Please do not adjust your computer screen, that is correct — the Golden Knights are the top seed in the Western Conference playoff hunt after 41 games played.
And, all the while, we haven’t yet seen one of the top draft picks from last June’s NHL Entry Draft make their league debut in the Knights steel gray, black, gold and red trim sweater. No complaints — just a little shocking to see an expansion franchise not force feeding their prospects into the NHL and, instead, allowing them to gain a little seasoning by playing a full season in juniors.
So, here we are at the start of 2018, just looking to catch up with the Knights’ top prospects.

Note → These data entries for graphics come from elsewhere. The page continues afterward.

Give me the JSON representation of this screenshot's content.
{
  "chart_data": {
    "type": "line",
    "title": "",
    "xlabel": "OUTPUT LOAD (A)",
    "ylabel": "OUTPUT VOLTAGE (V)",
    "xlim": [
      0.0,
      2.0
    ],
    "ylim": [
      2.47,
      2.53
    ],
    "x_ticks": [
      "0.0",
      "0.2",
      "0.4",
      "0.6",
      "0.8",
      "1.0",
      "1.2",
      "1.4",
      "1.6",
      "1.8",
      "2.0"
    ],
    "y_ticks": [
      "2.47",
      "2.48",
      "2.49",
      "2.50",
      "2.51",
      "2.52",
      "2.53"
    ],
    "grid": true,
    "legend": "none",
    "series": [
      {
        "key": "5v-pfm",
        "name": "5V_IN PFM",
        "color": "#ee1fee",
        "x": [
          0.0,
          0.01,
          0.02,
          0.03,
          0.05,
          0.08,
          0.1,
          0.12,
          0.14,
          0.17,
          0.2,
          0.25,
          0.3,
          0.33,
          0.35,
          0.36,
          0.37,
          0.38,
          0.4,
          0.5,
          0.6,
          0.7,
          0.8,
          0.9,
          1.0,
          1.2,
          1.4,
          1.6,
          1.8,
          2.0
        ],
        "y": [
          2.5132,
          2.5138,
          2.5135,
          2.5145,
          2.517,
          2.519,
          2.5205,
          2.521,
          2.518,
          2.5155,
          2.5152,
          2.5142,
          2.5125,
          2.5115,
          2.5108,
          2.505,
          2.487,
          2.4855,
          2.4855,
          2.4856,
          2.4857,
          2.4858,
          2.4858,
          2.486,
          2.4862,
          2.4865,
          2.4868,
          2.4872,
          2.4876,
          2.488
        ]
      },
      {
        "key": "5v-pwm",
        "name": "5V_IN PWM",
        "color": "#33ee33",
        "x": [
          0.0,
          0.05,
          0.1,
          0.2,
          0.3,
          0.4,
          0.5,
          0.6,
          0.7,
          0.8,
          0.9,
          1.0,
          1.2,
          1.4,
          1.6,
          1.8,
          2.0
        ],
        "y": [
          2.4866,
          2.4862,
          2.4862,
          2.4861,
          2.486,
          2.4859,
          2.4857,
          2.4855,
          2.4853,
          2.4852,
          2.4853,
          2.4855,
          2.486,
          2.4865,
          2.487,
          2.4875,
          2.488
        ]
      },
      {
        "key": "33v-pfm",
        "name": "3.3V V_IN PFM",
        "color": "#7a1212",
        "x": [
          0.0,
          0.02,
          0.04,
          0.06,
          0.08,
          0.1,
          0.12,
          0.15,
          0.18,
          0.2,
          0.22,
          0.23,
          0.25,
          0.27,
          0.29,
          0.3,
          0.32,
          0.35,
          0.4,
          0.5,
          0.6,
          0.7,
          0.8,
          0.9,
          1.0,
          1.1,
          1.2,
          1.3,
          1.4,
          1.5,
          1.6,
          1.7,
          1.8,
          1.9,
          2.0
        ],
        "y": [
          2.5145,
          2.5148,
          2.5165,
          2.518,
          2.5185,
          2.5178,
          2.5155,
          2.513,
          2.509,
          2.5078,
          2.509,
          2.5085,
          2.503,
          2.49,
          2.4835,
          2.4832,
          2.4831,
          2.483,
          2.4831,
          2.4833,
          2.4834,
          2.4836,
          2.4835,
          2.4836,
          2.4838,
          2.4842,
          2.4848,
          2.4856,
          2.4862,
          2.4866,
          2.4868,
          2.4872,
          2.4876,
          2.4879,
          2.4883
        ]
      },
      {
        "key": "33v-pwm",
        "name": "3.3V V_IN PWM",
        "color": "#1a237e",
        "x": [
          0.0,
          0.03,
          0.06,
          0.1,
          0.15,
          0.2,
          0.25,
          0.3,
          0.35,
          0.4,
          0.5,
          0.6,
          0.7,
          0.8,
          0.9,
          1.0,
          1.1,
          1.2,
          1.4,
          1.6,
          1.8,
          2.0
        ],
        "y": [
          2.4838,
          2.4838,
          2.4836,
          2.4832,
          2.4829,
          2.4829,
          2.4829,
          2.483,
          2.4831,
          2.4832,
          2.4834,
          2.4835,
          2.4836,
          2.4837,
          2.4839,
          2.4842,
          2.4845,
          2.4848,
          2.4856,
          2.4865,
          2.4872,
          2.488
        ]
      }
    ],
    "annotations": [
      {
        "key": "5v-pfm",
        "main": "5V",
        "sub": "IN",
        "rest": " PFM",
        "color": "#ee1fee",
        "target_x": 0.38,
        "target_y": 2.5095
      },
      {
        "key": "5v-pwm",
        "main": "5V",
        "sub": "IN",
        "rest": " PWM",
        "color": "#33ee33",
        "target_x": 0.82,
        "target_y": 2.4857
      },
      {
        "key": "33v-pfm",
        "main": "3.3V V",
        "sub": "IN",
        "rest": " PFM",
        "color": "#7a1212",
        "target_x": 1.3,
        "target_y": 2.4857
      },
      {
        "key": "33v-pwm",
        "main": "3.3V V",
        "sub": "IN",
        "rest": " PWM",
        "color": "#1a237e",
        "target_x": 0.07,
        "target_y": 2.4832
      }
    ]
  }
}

Glass Continues to Excel as Knights Top Prospect
Cody Glass was the first draft pick (sixth overall) in Golden Knights history. Expectations are high for Glass to become a first-line center because of his ability to consistently put the puck in the net at the junior level. He left quite an impression for all after a solid preseason camp and now it’s all about convincing the Golden Knights front office that he’s physically ready to compete in the NHL. Glass continues to impress as he leads the Portland Winterhawks in scoring with 23 goals and 36 assists in 38 games this season.

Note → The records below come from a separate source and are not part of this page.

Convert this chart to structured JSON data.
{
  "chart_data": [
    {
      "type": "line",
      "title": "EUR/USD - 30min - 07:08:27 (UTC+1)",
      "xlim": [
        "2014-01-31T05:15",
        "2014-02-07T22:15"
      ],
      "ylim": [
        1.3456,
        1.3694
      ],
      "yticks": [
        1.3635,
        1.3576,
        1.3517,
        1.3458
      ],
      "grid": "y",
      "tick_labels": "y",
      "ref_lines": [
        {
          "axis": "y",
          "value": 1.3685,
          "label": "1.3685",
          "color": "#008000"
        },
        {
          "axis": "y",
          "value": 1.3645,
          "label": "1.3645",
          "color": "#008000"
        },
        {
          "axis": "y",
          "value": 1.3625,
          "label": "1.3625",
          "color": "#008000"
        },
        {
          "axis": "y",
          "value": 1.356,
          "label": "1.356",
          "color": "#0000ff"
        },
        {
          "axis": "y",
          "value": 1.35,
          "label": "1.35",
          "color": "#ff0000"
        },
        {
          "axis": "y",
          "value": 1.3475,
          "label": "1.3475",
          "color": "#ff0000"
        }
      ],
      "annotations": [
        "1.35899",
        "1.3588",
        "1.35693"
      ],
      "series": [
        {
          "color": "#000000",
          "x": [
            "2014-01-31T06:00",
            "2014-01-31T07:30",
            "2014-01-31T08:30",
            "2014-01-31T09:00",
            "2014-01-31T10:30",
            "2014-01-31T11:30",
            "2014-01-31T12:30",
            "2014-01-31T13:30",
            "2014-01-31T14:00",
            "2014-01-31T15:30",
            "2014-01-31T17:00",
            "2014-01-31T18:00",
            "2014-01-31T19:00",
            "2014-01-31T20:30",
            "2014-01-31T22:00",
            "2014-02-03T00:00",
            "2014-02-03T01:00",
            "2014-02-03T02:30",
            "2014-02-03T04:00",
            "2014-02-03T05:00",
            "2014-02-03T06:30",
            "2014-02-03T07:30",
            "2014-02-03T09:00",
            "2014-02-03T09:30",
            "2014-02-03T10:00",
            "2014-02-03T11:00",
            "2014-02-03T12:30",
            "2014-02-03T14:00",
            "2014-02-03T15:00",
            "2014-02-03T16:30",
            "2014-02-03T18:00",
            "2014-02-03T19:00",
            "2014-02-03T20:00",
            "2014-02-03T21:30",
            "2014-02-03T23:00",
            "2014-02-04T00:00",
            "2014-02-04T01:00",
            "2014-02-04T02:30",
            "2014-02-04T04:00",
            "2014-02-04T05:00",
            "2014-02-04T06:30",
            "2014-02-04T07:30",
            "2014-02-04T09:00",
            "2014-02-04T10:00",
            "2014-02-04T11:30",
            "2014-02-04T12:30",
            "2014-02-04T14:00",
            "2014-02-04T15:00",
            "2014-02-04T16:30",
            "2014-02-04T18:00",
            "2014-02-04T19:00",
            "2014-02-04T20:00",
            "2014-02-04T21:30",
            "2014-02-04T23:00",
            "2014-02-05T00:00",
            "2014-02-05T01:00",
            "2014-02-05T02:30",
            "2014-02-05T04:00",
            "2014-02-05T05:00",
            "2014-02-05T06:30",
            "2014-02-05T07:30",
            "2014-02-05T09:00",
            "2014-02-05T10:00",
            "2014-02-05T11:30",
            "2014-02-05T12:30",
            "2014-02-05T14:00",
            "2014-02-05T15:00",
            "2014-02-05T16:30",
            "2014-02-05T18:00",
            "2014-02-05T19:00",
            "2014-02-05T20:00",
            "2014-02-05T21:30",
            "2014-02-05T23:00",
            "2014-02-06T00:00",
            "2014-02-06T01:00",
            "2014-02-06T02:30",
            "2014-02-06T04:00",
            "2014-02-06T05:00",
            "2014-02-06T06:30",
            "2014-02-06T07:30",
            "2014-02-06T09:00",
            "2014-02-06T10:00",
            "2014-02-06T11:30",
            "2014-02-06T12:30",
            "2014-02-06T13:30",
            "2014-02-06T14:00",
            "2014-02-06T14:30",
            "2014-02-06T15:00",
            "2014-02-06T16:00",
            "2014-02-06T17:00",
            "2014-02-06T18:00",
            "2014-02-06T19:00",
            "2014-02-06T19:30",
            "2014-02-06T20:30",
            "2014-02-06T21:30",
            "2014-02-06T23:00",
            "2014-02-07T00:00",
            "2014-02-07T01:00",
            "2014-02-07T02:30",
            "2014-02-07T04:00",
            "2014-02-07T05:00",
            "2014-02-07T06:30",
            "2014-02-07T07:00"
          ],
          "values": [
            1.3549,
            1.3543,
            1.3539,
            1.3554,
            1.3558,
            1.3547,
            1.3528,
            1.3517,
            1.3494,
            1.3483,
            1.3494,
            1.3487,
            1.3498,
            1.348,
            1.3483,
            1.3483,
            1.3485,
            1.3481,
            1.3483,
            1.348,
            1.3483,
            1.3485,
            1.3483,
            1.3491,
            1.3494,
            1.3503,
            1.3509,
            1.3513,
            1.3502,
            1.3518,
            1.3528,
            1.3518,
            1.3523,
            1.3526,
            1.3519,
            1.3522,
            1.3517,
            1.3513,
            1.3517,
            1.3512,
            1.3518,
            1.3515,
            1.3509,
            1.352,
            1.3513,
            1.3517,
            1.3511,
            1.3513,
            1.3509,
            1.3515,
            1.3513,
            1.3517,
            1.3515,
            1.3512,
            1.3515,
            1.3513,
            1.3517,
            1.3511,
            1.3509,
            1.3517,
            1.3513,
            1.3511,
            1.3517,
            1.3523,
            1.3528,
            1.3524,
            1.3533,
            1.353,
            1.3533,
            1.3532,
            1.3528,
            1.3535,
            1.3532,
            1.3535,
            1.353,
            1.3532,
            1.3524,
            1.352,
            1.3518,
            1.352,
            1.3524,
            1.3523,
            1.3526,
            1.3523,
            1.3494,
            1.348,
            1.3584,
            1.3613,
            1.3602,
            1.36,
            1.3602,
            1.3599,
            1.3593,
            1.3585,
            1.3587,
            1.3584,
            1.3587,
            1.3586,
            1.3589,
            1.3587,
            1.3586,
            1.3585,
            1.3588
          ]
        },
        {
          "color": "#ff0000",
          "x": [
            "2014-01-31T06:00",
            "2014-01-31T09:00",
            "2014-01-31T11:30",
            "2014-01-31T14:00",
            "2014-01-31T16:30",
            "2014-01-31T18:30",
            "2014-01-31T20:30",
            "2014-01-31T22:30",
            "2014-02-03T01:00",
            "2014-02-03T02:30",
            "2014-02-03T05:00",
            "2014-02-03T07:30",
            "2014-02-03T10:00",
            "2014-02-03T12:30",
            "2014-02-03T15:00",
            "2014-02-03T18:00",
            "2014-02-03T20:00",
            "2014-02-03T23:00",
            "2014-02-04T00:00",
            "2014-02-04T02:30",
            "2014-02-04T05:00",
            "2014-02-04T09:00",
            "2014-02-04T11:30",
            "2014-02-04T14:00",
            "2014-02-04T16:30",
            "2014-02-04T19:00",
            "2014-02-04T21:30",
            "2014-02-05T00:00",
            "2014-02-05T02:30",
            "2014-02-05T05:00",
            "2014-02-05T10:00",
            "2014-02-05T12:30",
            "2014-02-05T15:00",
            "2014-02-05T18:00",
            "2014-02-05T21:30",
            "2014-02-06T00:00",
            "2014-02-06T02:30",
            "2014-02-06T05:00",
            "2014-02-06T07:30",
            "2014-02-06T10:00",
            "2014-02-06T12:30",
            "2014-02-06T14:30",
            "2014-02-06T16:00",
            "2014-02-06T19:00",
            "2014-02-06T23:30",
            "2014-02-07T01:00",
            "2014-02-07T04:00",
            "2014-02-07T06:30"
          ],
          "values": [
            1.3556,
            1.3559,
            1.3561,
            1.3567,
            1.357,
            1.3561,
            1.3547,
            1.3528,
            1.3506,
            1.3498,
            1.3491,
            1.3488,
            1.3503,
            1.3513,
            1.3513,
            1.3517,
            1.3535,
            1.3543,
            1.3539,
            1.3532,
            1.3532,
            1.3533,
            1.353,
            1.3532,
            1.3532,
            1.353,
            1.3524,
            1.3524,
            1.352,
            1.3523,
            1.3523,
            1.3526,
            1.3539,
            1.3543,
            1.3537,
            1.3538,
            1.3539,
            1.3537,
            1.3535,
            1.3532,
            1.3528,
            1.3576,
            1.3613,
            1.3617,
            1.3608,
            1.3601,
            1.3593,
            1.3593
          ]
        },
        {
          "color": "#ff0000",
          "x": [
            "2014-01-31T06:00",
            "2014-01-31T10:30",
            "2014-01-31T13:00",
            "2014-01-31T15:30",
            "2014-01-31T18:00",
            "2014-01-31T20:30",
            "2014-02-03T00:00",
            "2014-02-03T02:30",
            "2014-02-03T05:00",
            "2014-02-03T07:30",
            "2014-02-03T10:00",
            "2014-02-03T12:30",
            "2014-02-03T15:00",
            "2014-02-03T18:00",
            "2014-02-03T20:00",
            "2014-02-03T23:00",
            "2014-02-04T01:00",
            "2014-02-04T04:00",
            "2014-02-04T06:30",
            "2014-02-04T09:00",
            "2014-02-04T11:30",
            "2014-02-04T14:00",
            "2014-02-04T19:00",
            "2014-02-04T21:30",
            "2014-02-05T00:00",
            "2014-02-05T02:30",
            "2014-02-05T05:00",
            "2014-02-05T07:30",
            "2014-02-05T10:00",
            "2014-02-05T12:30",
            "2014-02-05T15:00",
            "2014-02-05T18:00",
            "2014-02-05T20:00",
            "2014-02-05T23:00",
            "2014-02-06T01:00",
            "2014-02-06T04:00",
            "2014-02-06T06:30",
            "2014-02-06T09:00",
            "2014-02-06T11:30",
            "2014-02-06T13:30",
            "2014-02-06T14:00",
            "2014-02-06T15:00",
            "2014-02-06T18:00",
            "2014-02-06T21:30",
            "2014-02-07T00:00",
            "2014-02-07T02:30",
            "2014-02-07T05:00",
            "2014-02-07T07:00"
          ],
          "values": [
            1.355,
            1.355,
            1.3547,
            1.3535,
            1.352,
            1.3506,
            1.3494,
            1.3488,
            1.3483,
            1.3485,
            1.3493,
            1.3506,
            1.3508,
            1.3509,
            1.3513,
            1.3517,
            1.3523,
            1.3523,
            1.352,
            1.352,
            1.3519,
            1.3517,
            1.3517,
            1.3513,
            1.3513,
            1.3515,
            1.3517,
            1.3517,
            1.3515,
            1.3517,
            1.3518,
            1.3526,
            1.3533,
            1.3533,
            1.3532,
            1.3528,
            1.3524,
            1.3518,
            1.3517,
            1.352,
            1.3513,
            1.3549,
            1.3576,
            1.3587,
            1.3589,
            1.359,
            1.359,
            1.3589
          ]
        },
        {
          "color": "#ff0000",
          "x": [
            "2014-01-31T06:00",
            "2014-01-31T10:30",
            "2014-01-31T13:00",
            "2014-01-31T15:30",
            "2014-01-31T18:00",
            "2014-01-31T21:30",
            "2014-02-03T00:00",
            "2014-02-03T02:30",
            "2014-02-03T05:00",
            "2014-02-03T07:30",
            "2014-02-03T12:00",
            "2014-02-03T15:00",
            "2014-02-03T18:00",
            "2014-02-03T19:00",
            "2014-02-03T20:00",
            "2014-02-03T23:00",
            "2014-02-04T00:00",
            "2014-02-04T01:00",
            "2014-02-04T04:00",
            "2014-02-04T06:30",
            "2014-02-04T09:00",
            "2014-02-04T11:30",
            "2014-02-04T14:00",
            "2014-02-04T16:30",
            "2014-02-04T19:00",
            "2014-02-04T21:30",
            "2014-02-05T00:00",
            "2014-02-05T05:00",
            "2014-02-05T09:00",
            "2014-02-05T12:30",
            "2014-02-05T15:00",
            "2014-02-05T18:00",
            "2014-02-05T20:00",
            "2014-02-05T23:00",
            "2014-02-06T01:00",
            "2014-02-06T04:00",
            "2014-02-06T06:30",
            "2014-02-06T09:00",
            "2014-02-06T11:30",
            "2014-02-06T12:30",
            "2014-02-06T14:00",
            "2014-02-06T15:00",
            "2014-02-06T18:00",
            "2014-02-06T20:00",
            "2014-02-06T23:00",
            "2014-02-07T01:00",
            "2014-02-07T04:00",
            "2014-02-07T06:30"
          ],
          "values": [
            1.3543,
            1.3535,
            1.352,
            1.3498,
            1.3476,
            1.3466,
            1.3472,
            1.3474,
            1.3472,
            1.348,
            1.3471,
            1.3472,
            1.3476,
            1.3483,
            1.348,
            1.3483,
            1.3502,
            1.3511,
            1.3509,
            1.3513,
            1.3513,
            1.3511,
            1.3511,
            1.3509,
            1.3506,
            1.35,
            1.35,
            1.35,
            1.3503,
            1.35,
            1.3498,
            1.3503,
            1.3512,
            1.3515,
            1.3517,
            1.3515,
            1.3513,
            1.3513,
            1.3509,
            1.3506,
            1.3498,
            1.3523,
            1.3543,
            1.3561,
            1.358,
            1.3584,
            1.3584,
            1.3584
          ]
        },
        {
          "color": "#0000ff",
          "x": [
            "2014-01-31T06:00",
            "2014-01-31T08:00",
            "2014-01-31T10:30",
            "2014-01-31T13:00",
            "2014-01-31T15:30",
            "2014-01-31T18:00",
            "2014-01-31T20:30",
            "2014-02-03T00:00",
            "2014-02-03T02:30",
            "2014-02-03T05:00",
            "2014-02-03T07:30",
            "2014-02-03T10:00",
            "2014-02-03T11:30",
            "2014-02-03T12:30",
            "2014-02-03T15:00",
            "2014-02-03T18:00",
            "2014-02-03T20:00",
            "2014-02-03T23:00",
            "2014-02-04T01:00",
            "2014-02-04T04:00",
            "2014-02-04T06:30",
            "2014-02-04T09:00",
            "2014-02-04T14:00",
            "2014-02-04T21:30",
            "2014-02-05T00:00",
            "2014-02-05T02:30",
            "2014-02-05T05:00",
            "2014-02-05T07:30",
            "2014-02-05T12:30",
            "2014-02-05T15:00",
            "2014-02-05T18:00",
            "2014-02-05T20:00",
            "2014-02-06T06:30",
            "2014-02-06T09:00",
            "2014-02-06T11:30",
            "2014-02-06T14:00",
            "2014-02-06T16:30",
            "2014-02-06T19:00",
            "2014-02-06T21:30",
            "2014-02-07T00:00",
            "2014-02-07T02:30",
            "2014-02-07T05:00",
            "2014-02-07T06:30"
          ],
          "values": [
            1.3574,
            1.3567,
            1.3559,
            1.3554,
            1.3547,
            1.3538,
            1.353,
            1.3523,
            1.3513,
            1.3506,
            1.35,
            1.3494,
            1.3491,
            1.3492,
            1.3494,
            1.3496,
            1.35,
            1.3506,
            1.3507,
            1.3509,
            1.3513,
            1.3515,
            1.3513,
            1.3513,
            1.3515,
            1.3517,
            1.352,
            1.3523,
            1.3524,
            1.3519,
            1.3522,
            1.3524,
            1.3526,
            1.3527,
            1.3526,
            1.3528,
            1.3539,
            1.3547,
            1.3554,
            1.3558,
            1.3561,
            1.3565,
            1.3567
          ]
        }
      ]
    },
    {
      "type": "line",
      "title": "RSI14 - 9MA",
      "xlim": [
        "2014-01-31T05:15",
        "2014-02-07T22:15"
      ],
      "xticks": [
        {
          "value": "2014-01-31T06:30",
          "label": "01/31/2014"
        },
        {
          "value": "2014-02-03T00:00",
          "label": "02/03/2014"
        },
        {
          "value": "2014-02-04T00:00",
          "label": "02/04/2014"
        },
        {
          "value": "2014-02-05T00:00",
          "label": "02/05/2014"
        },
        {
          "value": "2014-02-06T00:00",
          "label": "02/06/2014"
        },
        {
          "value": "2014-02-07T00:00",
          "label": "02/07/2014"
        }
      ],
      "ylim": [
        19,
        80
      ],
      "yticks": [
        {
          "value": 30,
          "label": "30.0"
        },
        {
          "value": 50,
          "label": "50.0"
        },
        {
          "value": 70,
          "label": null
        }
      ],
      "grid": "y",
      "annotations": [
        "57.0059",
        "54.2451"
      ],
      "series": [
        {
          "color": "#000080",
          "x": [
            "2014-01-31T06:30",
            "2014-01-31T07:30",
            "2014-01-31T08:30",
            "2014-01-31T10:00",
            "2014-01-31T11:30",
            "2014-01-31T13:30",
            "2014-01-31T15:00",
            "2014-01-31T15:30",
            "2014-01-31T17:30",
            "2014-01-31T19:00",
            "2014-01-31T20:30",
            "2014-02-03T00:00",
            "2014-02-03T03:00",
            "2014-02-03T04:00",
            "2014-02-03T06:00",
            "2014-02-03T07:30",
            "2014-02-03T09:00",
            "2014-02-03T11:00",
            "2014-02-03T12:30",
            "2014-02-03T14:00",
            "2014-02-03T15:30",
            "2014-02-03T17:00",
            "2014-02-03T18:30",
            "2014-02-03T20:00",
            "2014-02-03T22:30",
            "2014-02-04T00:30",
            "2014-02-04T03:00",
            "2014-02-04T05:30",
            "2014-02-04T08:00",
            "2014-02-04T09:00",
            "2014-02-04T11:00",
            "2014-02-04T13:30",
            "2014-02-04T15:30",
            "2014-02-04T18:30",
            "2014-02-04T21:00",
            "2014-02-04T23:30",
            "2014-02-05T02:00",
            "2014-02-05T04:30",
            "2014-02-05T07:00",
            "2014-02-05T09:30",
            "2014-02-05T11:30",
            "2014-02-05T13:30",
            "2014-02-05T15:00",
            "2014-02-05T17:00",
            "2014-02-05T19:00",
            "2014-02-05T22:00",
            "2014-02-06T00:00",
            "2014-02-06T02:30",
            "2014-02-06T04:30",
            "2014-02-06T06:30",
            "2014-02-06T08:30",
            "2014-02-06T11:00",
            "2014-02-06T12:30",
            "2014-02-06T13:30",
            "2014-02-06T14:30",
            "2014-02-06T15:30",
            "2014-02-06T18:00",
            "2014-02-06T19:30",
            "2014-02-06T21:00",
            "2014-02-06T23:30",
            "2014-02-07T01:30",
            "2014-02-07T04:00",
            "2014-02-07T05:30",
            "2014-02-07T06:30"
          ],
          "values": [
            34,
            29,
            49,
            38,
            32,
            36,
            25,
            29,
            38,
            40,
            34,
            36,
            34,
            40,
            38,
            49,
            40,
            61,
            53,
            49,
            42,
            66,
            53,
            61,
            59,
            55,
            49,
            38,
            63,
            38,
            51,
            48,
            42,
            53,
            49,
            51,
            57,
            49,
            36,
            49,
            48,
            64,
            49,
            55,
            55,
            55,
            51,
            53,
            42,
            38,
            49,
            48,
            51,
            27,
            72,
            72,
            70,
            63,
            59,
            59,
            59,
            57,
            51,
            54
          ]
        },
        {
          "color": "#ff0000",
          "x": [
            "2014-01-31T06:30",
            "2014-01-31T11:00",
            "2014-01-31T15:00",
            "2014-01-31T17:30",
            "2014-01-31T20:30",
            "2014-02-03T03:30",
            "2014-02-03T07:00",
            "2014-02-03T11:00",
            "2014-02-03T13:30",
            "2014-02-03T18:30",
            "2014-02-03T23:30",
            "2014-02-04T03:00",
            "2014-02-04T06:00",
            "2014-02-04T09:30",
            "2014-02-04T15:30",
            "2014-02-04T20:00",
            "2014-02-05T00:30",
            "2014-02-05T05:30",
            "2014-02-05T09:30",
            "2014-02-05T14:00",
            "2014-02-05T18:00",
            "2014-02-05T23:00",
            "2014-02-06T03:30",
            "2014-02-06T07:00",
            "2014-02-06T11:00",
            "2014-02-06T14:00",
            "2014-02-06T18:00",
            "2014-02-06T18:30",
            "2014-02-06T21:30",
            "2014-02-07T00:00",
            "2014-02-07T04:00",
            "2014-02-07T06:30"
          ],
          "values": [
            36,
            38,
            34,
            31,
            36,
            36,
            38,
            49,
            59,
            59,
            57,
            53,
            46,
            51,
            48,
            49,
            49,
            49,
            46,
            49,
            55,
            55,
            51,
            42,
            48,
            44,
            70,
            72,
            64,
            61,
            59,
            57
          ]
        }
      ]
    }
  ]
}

Scouts just love his playmaking ability because Glass rarely makes a mistake with the puck. His decision-making often sets linemates with a good look at the net each time in the offensive zone. Golden Knights general manager George McPhee was wise to send Glass back to juniors prior to the start of season because it allowed his skills to develop without the constant pressures of being under the microscope at such a young age.
Brannstrom Developing into a Blue Line Performer
The final of three first-round picks by the Knights last summer was Erik Brannstrom, who opened some eyes with an impressive training camp that confirmed everyone’s suspicions he was one of the top defensemen from last year’s class. At the conclusion of preseason, Brannstrom returned to Sweden for another season of learning his trade with HV71 in the Swedish Hockey League. Playing overseas will help him grow into becoming a quality NHL defenseman.
He has become more involved on both ends of the ice as Brannstrom has shown a keen sense to move the puck out of the defensive zone with his outstanding passing skills. The Golden Knights hope to tap into his offensive talent by encouraging him to lead the attack up ice and becoming another playmaker on rushes toward the crease.
The one question mark with Brannstrom is his 5-foot-10, 172-pound size, which isn’t an ideal physique for a defenseman, but he has shown to be smart and aggressive in front of the net. You get the sense that Brannstrom is a work-in-progress, but could be well worth the wait.
Suzuki: A Prolific Goal Scorer?
Nick Suzuki was the second of three first-round picks by the Knights in last June’s NHL Entry Draft and is projected to become a second-line center behind Cory Glass in the not too distant future. Scoring goals is Suzuki’s forte, scoring 45 goals in the OHL last season, and the Golden Knights hope that skill translates well at the next level.
He has continued to excel with the Owen Sound Attack, netting 18 goals and 32 assists this season. He’s a confident hockey player who has the vision to see others and get them the puck for a good look at the crease. Plus, Suzuki is creative enough around the net to score goals at a high rate. The extended ice time gained by playing another season in the OHL has helped him improved with his backchecking and face-off accuracy.
The Vegas Prospect Pipeline
The Golden Knights have quietly built an impressive minor league system that will develop valuable pieces that will assist them to contend for many years to come. The success of the first half has given the Knights some luxury to allow Glass, Brannstrom and Suzuki time to improve at their own pace until they’re ready to be called up to the NHL.
Our expectations should be low until each prospect has shown to be solid contributors on the ice. But, don’t be surprise if it’s a matter of time before this group creates havoc inside the T-Mobile Arena on a nightly basis.